Wednesday, 25 February 2009

Better regulation in the European Union: Progress report

The European institutions, mainly the Commission, the Parliament, and the Council are working on better regulation.

In a recent Council document (6193/09) the progress in this field is listed in detail:

Nine fields in which administrative burdens are supposed to be reduced as well as 50 regulatory areas and the respective regulations/directives that are subject to simplification are mentioned in the Annex I+II of the document. For each measure/area you can see the state of play. Some have been finalised already in 2008 while others will only be dealt with starting from this year.

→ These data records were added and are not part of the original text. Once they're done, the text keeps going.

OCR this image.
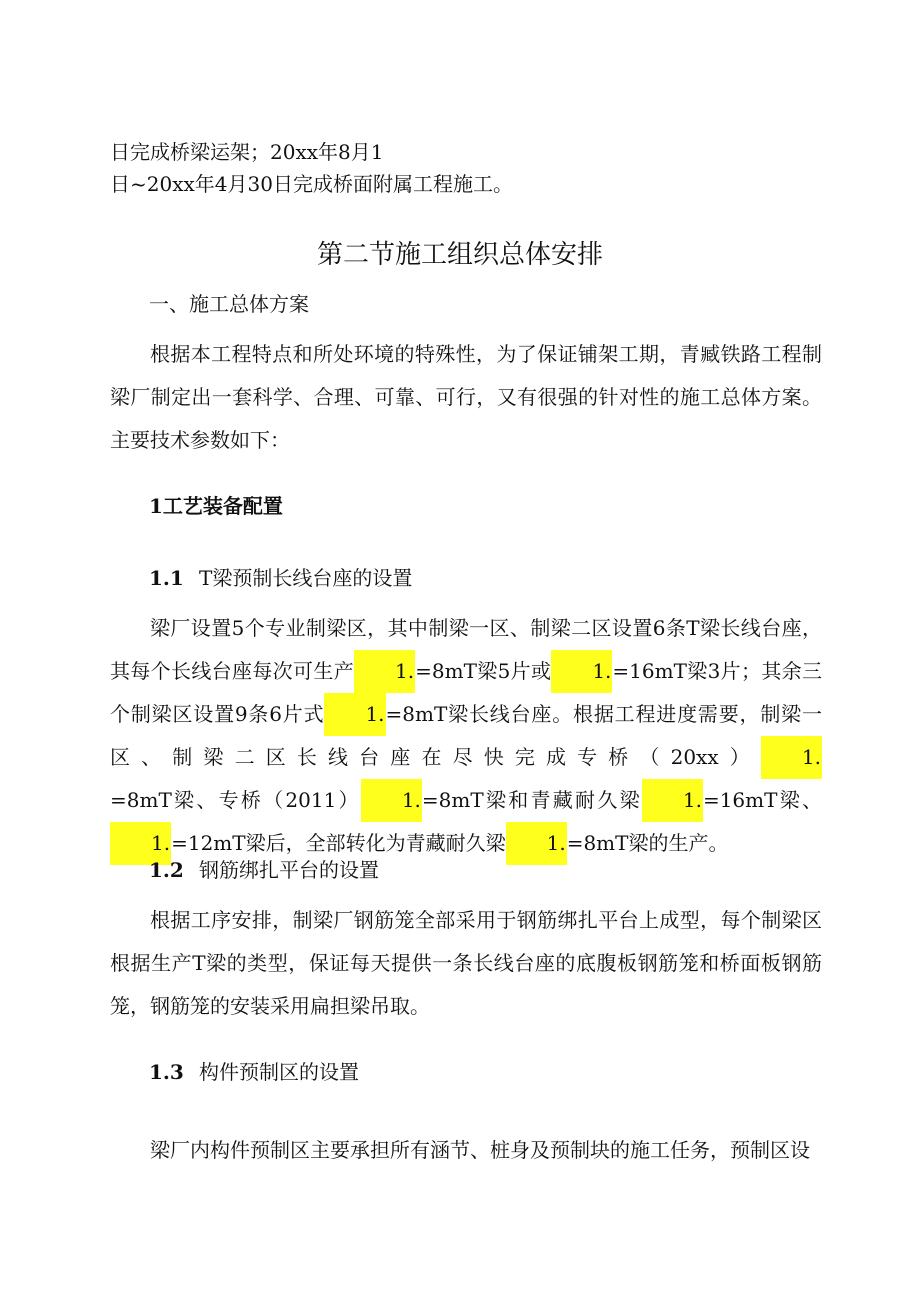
日完成桥梁运架；20xx年8月1
日~20xx年4月30日完成桥面附属工程施工。
第二节施工组织总体安排
一、施工总体方案
根据本工程特点和所处环境的特殊性，为了保证铺架工期，青臧铁路工程制梁厂制定出一套科学、合理、可靠、可行，又有很强的针对性的施工总体方案。主要技术参数如下：
1工艺装备配置
1.1 T梁预制长线台座的设置
梁厂设置5个专业制梁区，其中制梁一区、制梁二区设置6条T梁长线台座，其每个长线台座每次可生产 1.=8mT梁5片或 1.=16mT梁3片；其余三个制梁区设置9条6片式 1.=8mT梁长线台座。根据工程进度需要，制梁一区、制梁二区长线台座在尽快完成专桥（20xx） 1.=8mT梁、专桥（2011） 1.=8mT梁和青藏耐久梁 1.=16mT梁、1.=12mT梁后，全部转化为青藏耐久梁 1.=8mT梁的生产。
1.2 钢筋绑扎平台的设置
根据工序安排，制梁厂钢筋笼全部采用于钢筋绑扎平台上成型，每个制梁区根据生产T梁的类型，保证每天提供一条长线台座的底腹板钢筋笼和桥面板钢筋笼，钢筋笼的安装采用扁担梁吊取。
1.3 构件预制区的设置
梁厂内构件预制区主要承担所有涵节、桩身及预制块的施工任务，预制区设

From the main text of the document I like the following paragraph:
[T]he Presidency stresses the importance of short executive summaries, for presentation of quantified key benefits and costs, including administrative costs for businesses, and considers that such summaries should normally cover all options, not just the chosen one. Thoroughly evaluated alternatives can speed up the decision-making process in the institutions in cases where the co-legislators would opt for different solutions than the originally proposed option.
All more or less important documents of the European institutions should have short and understandable executive summaries. This would ease citizens' access to the EU information space and would not force us to read through endless and quite boring documents.

But I suppose this will never happen, so I'll just continue dreaming...

1 comments:

Ralf Grahn said...

A tough balancing act for the Commission. Short and clear summaries with consequences are great, but at the same time all probable and improbable alternatives should be included.

Reminds me of the adage that a camel is a horse drawn by a committee (Council?).